The article drew connections that Cat hadn't thought of before. "My brothers have talent and so do I," she thought at the time. She took the connections and expanded on them; "I like soccer. Soccer is what I'm good at. Let's take it from there and use it." ****
The history of the Harvard women's soccer program is a phenomenally successful one, and for four years Ferrante has been a big part of it. Freshman year she was the third-ranked scorer on an Ivy Championship team, earning second team All-Ivy honors. Sophomore year she moved up to second leading score and first team All-Ivy, as The Crimson tied for the Eastern Championship. Last season, based on her four goals in the first-ever women's soccer national tournament, she received national recognition as a second team All-American, and though the team finished with a mildly disappointing 14-7 record, Ferrante's importance was underlined because she missed ten games--and four losses--with a broken foot.
The team Cat Ferrante, as women's soccer co-captain, takes to Greensboro, N.C. this weekend for the AIAW national championships is a dark-horse candidate for the title, and perhaps the best Harvard soccer team she has played on, in a group of good ones. But ironically, the year of her greatest success marks a changing of the guard in the women's soccer program, with Ferrante a member of the old guard.
Successful recruiting brought five freshman of uncommon ability--Kelly Landry, Alicia Carrillo, Debbie Field, Inga Larson, and Jenny Greeley--onto the starting eleven for The Crimson.
Products of years of organized soccer competition, the athletes coming in have more talents than those they are replacing (Landry for example has recently tied Sue St.

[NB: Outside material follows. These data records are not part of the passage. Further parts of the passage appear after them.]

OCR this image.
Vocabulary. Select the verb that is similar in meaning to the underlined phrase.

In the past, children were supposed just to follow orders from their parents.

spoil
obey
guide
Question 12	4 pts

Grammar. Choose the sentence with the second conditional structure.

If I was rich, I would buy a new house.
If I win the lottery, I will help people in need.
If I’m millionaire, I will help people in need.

Louis' '81 goal-scoring record), and the time when players like Ferrante can pick up the sport when they are juniors in high school, bat the ball around with their brothers, and come to star in a varsity program on the collegiate level is long past.
The freshmen stars provide interesting insights into Ferrante and the old guard on a mental level as well as a physical level. No one can question Ferrante's competitiveness--remember diddling in The Gym--but it becomes a relative issue when viewed in the context of freshmen attitudes.
"I don't know ...I fight hard, and stuff like that, but there's a difference," Ferrante says. "Whereas I might say 'I think I can, and I should,' they say, 'I know I can.' You hate to group the freshmen together, but they're cocky. They have a right to be.
"How often do you see women's teams show off? Not much. Mostly there tends to be too much passing. But in the UConn game, Debbie nutmegged a girl [passed it between her legs], made her look like a fool. Who would do that except a freshman? Personality-wise the freshmen are so powerful."
Maybe the difference is one of limits. Whereas the freshmen don't seem to know any--here they are in their first year of college soccer and leading their team to a 15-1 record and a third seeding at The Nationals--Ferrante seems to operate most effectively, to be most comfortable, when her parameters are defined.